RBC Capital Markets analyst Mahesh Sanganeria highlights China’s announcement of an anti-dumping tariff on solar-grade polysilicon imported from the US and South Korea as he provides an analysis on US and Korean solar companies and the effect the tariff will have on the industry as a whole.

Solar Energy

What happened:

Monday morning, China Ministry of Commerce (MoC) announced the final investigation results in the anti-dumping case against solar grade polysilicon imported from the US and South Korea. According to the announcement, MoC concluded that China solar grade polysilicon industry has suffered from dumping by competitors in the US and South Korea and will impose an anti-dumping tariff against solar grade polysilicon imported from US and Korea. The anti-dumping tariff will be effective for five years starting from January 20, 2014. We listed the detailed tariff rate on each company below:

US Companies:

1) REC Solar Grades Silicon: 57%

2) REC Advanced Silicon Materials: 57%

3) Hemlock Semiconductor: 53.3%

4) MEMC Pasadena: 53.6%

5) AE Polysilicon Corp: 57%

6) All other US companies: 57%

Korean Companies:

1) Woongjin Polysilicon: 12.3%

2) OCI Company: 2.4%

3) Hankook Silicon Co: 2.8%

4) KCC Corp and Korean Advanced Materials (KAM Corp): 48.7%

5) Innovation Silicon: 48.7%

6) All other Korean companies: 12.3%

The final decision and tariff are consistent with the preliminary investigation results announced on July 18, 2013. In 1H13, 33% of China solar grade polysilicon imports came from the US and 29% from South Korea. To avoid the impact of a potential anti-dumping tariff, China solar grade polysilicon import has surged in 2H13 after the preliminary results announcement. According to estimates from Silicon Industry of China Nonferrous Metals Industry Association, China solar grade polysilicon import may reach 80k MT in 2013.

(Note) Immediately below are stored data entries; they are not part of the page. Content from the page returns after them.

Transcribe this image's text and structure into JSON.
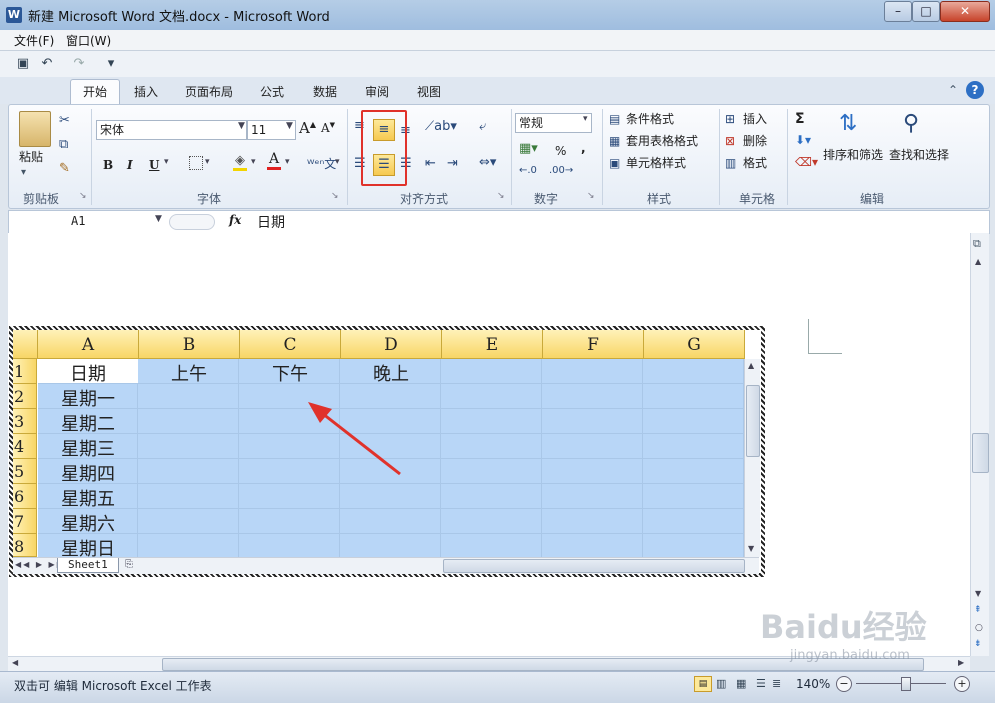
{
  "window": {
    "title": "新建 Microsoft Word 文档.docx - Microsoft Word",
    "app_icon": "W",
    "minimize": "–",
    "maximize": "□",
    "close": "✕"
  },
  "menubar": {
    "items": [
      "文件(F)",
      "窗口(W)"
    ]
  },
  "ribbon_tabs": [
    "开始",
    "插入",
    "页面布局",
    "公式",
    "数据",
    "审阅",
    "视图"
  ],
  "ribbon": {
    "clipboard": {
      "paste_label": "粘贴",
      "group_label": "剪贴板"
    },
    "font": {
      "font_name": "宋体",
      "font_size": "11",
      "bold": "B",
      "italic": "I",
      "underline": "U",
      "group_label": "字体"
    },
    "alignment": {
      "group_label": "对齐方式"
    },
    "number": {
      "format": "常规",
      "percent": "%",
      "comma": ",",
      "group_label": "数字"
    },
    "styles": {
      "conditional": "条件格式",
      "table_style": "套用表格格式",
      "cell_style": "单元格样式",
      "group_label": "样式"
    },
    "cells": {
      "insert": "插入",
      "delete": "删除",
      "format": "格式",
      "group_label": "单元格"
    },
    "editing": {
      "sigma": "Σ",
      "sort_filter": "排序和筛选",
      "find_select": "查找和选择",
      "group_label": "编辑"
    }
  },
  "formula_bar": {
    "name_box": "A1",
    "fx": "fx",
    "content": "日期"
  },
  "sheet": {
    "columns": [
      "A",
      "B",
      "C",
      "D",
      "E",
      "F",
      "G"
    ],
    "rows": [
      "1",
      "2",
      "3",
      "4",
      "5",
      "6",
      "7",
      "8"
    ],
    "header_row": [
      "日期",
      "上午",
      "下午",
      "晚上"
    ],
    "days": [
      "星期一",
      "星期二",
      "星期三",
      "星期四",
      "星期五",
      "星期六",
      "星期日"
    ],
    "tab_name": "Sheet1"
  },
  "status_bar": {
    "left_text": "双击可 编辑 Microsoft Excel 工作表",
    "zoom": "140%"
  },
  "watermark": {
    "text": "Baidu经验",
    "url": "jingyan.baidu.com"
  },
  "colors": {
    "selection": "#b8d6f7",
    "header_fill": "#f8d666",
    "arrow": "#e0322b",
    "highlight_box": "#e0322b"
  }
}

Implications for solar industry

Earlier in the day, the US Department of Commerce announced that it will decide on Wednesday whether to expand anti-dumping and countervailing duties on solar panel imports from China. In the Chinese MoC decision, the tariffs against US poly companies are significantly higher than for South Korea competitors. We believe the China MoC decision can be viewed as retaliation for the US anti-dumping tariff on China solar products.

In the near term, the tariff is a negative for all US and South Korea poly companies and should have positive impact on China poly companies including GCL-Poly Energy Holdings Limited. (HKG:3800) (GCL-Poly Energy), ReneSola Ltd. (ADR) (NYSE:SOL), Daqo New Energy Corp (NYSE:DQ), TBEA Co., Ltd (SHA:600089), Asia Silicon, and LDK Solar Co., Ltd (ADR) (NYSE:LDK). However, we believe the market has priced in the possible tariff after last year’s preliminary results and the impact should be limited. In the long term, we think a potential solar trade war would be negative for the whole industry overall. We expect polysilicon price to decline slightly due to over-supply as the policy may encourage China domestic poly capacity expansion. We don’t expect any significant impact on solar module makers.